Senate Hopes To Override Hobby Lobby: ‘Your Health Care Decisions Are Not Your Boss’s Business’


Democratic lawmakers in the Senate are preparing to introduce a piece of legislation to override the Supreme Court’s recent ruling on Hobby Lobby. The bill will require for-profit employers to cover the full range of FDA-approved birth control methods for their workers, as stipulated under the Affordable Care Act. The Huffington Post reports that it may be introduced as early as Tuesday evening.

Last week, the Supreme Court determined that some for-profit companies may refuse coverage for certain types of contraception based on their religious beliefs. The two companies that brought the court challenge, Hobby Lobby and Conestoga Wood, object to emergency contraception and intrauterine devices (IUDs) based on the incorrect assertion that they’re abortifacients. Other companies have filed lawsuits against the government seeking to drop coverage for every form of birth control.
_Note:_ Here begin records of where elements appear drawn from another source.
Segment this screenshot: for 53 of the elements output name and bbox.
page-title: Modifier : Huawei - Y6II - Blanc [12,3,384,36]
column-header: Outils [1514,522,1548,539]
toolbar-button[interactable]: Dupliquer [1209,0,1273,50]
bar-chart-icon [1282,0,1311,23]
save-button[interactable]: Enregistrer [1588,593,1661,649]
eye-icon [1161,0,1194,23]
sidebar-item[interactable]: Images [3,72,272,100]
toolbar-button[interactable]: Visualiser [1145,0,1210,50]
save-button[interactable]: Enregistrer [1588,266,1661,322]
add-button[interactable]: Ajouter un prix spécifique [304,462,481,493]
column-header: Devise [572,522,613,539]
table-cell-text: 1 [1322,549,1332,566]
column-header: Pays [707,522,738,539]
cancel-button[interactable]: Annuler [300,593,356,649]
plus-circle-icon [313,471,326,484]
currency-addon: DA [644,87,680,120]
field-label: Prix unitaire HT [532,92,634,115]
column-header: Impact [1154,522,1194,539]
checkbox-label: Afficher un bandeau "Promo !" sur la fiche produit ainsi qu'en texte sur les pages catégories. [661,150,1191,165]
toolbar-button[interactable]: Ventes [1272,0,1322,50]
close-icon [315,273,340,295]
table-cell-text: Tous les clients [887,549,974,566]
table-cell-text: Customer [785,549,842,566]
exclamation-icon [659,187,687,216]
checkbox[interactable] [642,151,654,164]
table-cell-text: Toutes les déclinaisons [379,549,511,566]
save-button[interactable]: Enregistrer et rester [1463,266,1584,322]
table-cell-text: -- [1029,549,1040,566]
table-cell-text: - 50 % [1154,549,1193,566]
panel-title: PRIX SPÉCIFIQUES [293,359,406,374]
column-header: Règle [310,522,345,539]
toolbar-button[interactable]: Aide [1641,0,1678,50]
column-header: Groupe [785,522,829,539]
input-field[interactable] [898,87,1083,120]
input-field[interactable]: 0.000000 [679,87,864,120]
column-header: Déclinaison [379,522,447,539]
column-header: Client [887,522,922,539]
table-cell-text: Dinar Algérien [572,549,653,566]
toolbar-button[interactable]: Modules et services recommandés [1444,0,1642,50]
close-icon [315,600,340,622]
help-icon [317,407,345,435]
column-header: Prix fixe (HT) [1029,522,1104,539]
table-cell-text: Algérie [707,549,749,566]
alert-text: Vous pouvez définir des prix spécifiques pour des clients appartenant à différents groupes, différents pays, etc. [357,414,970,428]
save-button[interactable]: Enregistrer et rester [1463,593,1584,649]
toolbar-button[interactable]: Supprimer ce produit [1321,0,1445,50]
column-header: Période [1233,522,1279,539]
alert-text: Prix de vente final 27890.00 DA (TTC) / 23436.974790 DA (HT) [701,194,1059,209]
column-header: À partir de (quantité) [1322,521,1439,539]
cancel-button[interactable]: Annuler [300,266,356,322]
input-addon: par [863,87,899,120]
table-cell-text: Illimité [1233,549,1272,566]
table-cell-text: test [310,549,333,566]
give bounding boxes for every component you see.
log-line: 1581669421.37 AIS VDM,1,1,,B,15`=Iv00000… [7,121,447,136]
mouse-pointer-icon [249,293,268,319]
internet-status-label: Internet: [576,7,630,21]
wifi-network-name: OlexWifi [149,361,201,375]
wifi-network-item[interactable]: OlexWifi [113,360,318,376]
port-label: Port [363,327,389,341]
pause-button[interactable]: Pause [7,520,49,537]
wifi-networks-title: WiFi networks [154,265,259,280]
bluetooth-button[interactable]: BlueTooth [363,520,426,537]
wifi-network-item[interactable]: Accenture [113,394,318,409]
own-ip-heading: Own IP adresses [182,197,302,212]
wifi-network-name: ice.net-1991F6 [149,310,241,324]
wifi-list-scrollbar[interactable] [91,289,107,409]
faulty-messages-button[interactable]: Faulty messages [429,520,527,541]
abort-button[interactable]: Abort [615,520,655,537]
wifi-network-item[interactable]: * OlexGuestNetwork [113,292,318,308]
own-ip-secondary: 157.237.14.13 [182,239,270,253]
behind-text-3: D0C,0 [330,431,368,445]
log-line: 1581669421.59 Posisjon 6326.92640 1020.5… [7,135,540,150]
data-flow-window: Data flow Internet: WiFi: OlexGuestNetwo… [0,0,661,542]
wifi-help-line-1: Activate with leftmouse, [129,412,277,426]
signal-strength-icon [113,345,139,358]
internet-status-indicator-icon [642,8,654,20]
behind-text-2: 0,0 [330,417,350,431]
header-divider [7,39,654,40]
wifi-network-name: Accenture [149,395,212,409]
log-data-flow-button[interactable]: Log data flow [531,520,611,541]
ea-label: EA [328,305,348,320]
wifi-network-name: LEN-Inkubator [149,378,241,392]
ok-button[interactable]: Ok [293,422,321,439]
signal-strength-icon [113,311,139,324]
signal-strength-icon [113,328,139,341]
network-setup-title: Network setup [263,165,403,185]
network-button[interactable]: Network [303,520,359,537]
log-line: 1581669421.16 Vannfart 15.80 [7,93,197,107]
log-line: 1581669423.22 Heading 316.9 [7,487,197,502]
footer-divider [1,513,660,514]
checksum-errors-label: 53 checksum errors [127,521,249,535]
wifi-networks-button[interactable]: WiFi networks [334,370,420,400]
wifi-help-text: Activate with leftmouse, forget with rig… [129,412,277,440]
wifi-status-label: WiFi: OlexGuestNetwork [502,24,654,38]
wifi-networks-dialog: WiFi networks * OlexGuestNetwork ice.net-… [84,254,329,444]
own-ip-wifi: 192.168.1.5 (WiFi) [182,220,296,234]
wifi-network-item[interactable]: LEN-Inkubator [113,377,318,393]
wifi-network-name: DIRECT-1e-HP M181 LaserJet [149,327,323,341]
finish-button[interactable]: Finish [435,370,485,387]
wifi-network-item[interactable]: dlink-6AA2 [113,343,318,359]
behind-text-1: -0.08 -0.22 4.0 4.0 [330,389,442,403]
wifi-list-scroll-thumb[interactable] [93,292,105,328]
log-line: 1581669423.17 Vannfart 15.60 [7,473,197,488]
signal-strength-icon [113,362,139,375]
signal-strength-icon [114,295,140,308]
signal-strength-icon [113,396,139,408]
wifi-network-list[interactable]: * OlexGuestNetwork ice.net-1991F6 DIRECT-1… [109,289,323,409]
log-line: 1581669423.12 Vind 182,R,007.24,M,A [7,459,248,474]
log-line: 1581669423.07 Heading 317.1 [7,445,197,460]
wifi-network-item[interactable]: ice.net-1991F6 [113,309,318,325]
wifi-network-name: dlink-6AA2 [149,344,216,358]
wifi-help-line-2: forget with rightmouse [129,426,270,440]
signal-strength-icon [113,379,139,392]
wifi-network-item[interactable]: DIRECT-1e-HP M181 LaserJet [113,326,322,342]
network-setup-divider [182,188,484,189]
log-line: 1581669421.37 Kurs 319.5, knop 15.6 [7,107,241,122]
Spearheaded by Sens. Patty Murray (D-WA) and Mark Udall (D-CO), the forthcoming legislation will prevent these businesses from dropping coverage by clarifying that no federal law permits for-profit companies to refuse to follow Obamacare’s contraception mandate. That will override the Supreme Court’s ruling that these businesses can invoke the Religious Freedom Restoration Act (RFRA) to get an exemption from this provision of the health law.

“Your health care decisions are not your boss’s business,” Murray told the New York Times on Tuesday. “Since the Supreme Court decided it will not protect women’s access to health care, I will.”

Murray and Udall’s legislation will not amend or repeal RFRA, but rather make it clear that RFRA itself does not override for-profit companies’ obligation to comply with the Affordable Care Act. However, it’s possible that other lawmakers may eventually attempt to introduce a separate bill to make more changes to the religious liberty law itself. The Center for American Progress has released proposed amendment language to accomplish that, suggesting adding a section that stipulates the RFRA “does not authorize exemptions that discriminate against, impose costs on, or otherwise harm others, including those who may belong to other religions and/or adhere to other beliefs.”

The Obama administration has indicated that it supports legislative fixes to the recent Hobby Lobby decision. It’s also possible that the White House will find a governmental workaround that maintains women’s access to coverage by having insurers and third-party administrators foot the bill for contraception.

The proposed birth control legislation is being fast-tracked, so it won’t need to go through committee and could come to the Senate floor as early as next week. Although the measure has little chance of passing the GOP-controlled House, its supporters are hoping to force lawmakers to go on the record about whether they support preserving workers’ access to the full range of birth control options.